To confirm that manipulation of desat1 had altered the CH profiles, the CH levels of [IR × driver-Gal4] females in two generations (F_A and F_B) were compared to simultaneously-raised controls (Di2; Di2w; [Di2 × IR]; [driver-Gal4 × Di2]; Fig. 8). Despite slight quantitative variations between the two generations Figs. 8A and 8B), F_A and F_B flies showed similar effects. In particular, [RE-Gal4 × IR], [6908-Gal4 × IR] and to a lesser extent [RC-Gal4 × IR] flies produced lower alkene levels (Q and %; Fig. S6). [RE-Gal4 × IR] and [6908-Gal4 × IR] flies also showed increased alkane levels (Q and %) and lower D:L compared to controls. Comparison of Fresh:Dry weight revealed a significant increase in [RC-Gal4 × IR] females compared to control lines (Fig. 9), paralleling the effects on CH levels shown by this line. Although [6908-Gal4 × IR] flies also appeared to show an increased ratio, this was not significant compared to [Di2 × IR] controls. No differences in average fecundity were found when F_A and F_B flies were compared with controls (Fig. S7).

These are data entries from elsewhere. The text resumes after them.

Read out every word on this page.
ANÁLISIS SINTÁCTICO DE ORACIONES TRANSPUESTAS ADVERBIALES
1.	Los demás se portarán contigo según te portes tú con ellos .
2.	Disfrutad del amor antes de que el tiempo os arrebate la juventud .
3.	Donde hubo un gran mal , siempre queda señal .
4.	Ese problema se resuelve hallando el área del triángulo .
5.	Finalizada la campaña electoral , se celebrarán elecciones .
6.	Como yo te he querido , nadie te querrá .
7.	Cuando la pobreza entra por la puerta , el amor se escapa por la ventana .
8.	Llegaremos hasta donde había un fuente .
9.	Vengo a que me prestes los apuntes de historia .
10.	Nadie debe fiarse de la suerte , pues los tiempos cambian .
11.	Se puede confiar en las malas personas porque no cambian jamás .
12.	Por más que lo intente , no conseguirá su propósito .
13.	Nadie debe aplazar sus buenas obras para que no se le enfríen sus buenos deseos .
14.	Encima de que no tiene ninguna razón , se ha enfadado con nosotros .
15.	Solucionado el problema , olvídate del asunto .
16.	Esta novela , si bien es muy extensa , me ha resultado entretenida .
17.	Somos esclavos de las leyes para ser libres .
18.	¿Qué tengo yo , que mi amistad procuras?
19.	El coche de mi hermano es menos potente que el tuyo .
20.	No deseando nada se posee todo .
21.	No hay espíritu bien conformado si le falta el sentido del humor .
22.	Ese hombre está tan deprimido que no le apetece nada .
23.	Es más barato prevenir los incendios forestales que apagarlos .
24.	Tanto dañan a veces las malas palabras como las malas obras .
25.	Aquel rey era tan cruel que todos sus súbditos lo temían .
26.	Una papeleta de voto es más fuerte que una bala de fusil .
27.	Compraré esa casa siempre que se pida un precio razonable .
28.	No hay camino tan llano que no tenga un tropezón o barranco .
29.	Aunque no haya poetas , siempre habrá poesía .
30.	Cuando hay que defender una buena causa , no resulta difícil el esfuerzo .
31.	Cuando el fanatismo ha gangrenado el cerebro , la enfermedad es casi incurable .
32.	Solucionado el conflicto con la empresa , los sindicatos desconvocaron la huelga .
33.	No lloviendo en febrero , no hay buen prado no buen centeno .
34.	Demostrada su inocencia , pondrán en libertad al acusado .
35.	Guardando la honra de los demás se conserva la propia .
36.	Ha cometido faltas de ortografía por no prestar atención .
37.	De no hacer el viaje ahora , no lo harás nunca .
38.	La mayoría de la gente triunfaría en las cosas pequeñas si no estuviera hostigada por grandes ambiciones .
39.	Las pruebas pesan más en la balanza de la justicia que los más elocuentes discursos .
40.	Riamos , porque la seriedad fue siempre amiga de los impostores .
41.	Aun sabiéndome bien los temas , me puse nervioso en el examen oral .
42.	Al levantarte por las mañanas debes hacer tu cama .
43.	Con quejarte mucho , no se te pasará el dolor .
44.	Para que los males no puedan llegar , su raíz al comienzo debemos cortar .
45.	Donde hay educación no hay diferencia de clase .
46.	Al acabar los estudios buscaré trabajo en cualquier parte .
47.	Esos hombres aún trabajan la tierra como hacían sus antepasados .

Genetic control—natural and lab-induced variants

To further explore genetic control of the link between desiccation resistance and CH profile, we studied naturally-occurring and laboratory-induced variants. In Zimbabwe (Z30) flies, the female-specific alkene isomer 5,9-heptacosadiene (5,9 HD) largely replaces 7,11 HD which is abundant in the other strains studied here (Flaven-Pouchon et al., 2016; Grillet et al., 2012). The desiccation resistance shown by these females was not significantly different from Di2 flies. rk^1∕4 mutant females produce high absolute amounts of CH (∑CH, alkene and alkane) but control-like alkene and alkane % and D:L; these mutants showed significantly lower resistance than control females (lower LT50, but no slope variation) (Fig. 10). However, rk/CyO females showed significantly greater resistance than controls, with a highly increased LT50 and a strongly decreased slope. Increased resistance in rk/CyO females was not related to the presence of the CyO balancer –CyOw females did not show the same effect. Finally, there was a slightly increased resistance (LT50 and slope) shown by Di2w females compared to Di2 females.